Over the last 20 years, the way that the office works has gone through a huge amount of change. Back in the 90s, cubicles were popular and people were crammed into offices almost as if they were intensive farms. The early 2000s saw the rise of open-plan offices, and a decade later we saw the growth of the offices that nobody wants to leave, with ping pong and foosball tables.

Trends come and go, but the key thing that remains is clear. Office managers are well aware of how the office environment impacts on health and wellbeing, and are always trying to find new ways to make the office better, utilising architects, designers and office refurbishment services to create an office their employees can love.
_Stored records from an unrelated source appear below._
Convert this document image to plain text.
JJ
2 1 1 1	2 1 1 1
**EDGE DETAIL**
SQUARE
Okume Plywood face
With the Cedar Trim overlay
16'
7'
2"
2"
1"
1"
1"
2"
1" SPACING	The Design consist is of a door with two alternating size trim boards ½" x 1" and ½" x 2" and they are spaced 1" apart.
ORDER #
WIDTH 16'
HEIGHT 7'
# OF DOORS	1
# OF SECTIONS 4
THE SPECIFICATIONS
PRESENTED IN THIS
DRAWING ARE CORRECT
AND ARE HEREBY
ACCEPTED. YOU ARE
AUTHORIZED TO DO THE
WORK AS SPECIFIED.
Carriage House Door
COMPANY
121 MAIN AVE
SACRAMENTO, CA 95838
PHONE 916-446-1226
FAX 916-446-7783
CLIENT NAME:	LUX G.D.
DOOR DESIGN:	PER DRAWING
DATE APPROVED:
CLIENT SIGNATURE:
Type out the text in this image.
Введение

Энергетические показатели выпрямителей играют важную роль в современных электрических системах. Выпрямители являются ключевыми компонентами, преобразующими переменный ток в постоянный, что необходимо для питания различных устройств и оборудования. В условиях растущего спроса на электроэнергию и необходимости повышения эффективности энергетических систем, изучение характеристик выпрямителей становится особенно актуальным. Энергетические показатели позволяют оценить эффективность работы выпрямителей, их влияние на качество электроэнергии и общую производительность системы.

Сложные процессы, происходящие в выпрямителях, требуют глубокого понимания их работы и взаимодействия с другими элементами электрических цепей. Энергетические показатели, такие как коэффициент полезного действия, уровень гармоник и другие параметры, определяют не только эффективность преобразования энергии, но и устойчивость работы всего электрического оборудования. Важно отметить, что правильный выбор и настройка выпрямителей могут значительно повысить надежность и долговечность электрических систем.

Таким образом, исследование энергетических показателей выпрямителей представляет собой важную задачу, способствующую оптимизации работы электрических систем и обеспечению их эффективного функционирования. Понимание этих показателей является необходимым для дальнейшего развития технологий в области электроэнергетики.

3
Good workspace designs create environments that are productive and stress-free. Employers need to consider how the physical work environment impacts on their employees.

In the recently published Fellowes Workplace Wellness Trend Report, it was found that most workers find it important to work in an office environment that is good for their health. The survey highlighted some key points:

  • 87% of office workers want their current employer to provide healthier benefits, such as fitness incentives, ergonomic seating, better lunch options, or wellness rooms.
  • Those who work at younger companies are less likely to have their requests for in-office benefits such as a sit-stand desk turned down, in comparison to those who work for more established businesses.
  • 93% of those who work in the tech industry say they would remain with their company longer if they were offered better workplace benefits.

We spend around one-third of each weekday at the office, and it’s important that the time we spend there is good for us. To attract, and retain, high-level talent we need to foster a good environment in which people are empowered and feel able to think, collaborate and focus. Around 70% of modern offices are open plan and while there are benefits to that kind of layout there are problems with privacy and noise too.

Companies should consider offering quiet rooms and private spaces so that people find it easier to collaborate, relax, and meditate, as well as ways to get outside and enjoy a different environment, to boost wellbeing.

Air Quality is Often Overlooked

Air quality is something that is often overlooked. Research conducted by the World Green Building Council found that an 11 percent increase in activity can occur if people enjoy access to fresh, clean air in their workspace.

Water and Hydration

Our brains consist of around 73% water, so it is vital that we stay hydrated. Providing water coolers and access to clean, fresh drinking water is essential if you want to see your employees perform at their best. Encourage people to step away from their desks for a few minutes for a drink or two.

Food Nourishment

What you eat has a huge impact on how you feel. Provide your employees with nutritious food at the canteen, and healthful snacks as well, and you should see fewer sick days and better overall productivity, as well as better wellbeing. Everyone benefits when there is healthy food on hand at all times.

Natural Light

Natural light is important for wellbeing too. One study conducted by the Cornell University Department of Design and Environmental Analysis found that those who sit within ten feet of a window report an 84% decreased risk of eyestrain, blurred vision and headaches. If windows are not an option, then good lighting in the office can be a big help.

Improved Comfort

Your office should be a place of comfort. Using correct ergonomics can help to reduce muscle fatigue and also increase productivity. Many cases of lost productivity are down to musculoskeletal disorders, and if you can create a distraction-free environment that is comfortable and safe then you may find employee wellbeing is greatly improved.

Decorate to Soothe the Mind

One study into the impact of Biophilic Design found that those who work in offices that have more ‘natural’ features have better wellbeing. In addition, people who were in well designed, creative and natural spaces were more creative themselves, better able to concentrate, more confident and found it easier to collaborate.